All I Ask: Chapter 9
| June 19, 2019How long could he keep up this playacting in a role that demanded so much? He was a good actor, her husband
Y
anky lit two matches, waited for them to turn black, shook out the flames and crushed the ashes onto the hard-boiled eggs in the waiting bowl. The children watched closely and then began to fight over who would get the blackest egg.
“I need the biggest one, because I’m the saddest!” said Eliyahu.
“No, I’m much sadder than you, give me the big one!” insisted Nechumi.
“Don’t make me laugh, kinderlach, it’s Erev Tishah B’Av,” said Yanky. “And just like it’s a mitzvah to be sad about the burned Beis Hamikdash, it’s also a mitzvah to be mevater. So I think, Eliyahu and Nechumi, we should let Bentzi choose first.”
Four-year-old Bentzi solemnly selected an egg. Subdued, Eliyahu and Nechumi took theirs. Yanky gazed at his children — so sweet, pure, and innocent.
After the Seudah Hamafsekes, he picked up his Kinnos, took Eliyahu’s hand, and went out to the beis medrash. Raizele cleared the table and put the remaining food away — the children could eat it tomorrow — and as the house darkened, she felt the anguished mood of Tishah B’Av settle over her.
Where was her life going?
“With Tatty, it’s easy,” a smiling Yanky had told her a few weeks ago. “Whenever he seems to notice that something’s not quite right with me and looks like he wants to talk about it, I just share a good question one of the bochurim asked me, and then I go into a long explanation of how I answered, with lots of bren. That always throws him off the scent. Then he gets drawn into a whole discussion about the Torah I’m preparing for the next few days, and forgets all about whatever he wanted to say to me.”
It was true. Just put a beautiful svara in front of her shver, and he’d dive joyfully in, forgetting any other agenda.
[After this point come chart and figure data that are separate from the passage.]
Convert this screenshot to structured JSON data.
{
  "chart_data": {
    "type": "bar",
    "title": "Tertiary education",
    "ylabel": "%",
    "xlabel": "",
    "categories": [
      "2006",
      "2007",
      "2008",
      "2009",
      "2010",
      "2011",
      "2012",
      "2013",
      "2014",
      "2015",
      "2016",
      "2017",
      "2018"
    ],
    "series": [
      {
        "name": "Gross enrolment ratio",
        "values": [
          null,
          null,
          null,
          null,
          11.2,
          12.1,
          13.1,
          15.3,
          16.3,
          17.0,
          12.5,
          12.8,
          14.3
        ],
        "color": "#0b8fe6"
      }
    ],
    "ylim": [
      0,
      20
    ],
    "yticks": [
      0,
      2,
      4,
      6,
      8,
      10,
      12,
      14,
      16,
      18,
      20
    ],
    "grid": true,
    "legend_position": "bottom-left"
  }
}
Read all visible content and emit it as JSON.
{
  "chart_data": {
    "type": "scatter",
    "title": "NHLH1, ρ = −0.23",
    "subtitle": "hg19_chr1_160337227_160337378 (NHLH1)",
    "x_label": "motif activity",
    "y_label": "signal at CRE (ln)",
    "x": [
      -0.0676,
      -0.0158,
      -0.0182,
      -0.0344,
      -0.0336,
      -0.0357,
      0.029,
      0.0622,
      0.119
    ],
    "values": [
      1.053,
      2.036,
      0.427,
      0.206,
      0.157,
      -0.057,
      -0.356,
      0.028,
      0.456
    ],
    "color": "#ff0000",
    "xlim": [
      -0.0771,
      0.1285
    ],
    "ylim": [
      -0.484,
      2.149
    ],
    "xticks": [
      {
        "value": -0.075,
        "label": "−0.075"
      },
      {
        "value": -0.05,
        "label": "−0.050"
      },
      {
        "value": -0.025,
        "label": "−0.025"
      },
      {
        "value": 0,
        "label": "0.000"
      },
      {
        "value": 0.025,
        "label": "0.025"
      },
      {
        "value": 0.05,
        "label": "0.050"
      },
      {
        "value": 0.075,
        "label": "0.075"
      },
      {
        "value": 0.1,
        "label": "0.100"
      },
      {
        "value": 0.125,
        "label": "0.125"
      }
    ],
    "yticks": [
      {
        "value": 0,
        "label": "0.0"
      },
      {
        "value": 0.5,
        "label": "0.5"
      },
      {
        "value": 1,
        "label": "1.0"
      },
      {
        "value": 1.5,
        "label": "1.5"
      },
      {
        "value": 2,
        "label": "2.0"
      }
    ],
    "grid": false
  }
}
But she couldn’t be thrown off the scent so easily. She could see through Yanky better than his father could, and Torah chiddushim couldn’t buy her off. She saw that Yanky’s battery was running low.
And she was afraid.
How long could he go on living this way, with no true connection to anything he was doing? How many more Shabbosim would he put on a shtreimel and a kapoteh, go out to daven, come home and preside over the family seudah, and then go out to the Rebbe’s tish? How many more days would he lay tefillin, wrap himself in a tallis and recite every word of Shacharis from Mah Tovu to Aleinu Leshabei’ach, when his heart was frozen and impenetrable to the meaning of those words?
How long could he keep up this playacting in a role that demanded so much? He was a good actor, her husband. She was sure that right now, during Kinnos, his face wore the same expression as the rest of the mispallelim. He looked focused and intent on his lamentations over the Shechinah’s sorrow. No one would guess a thing.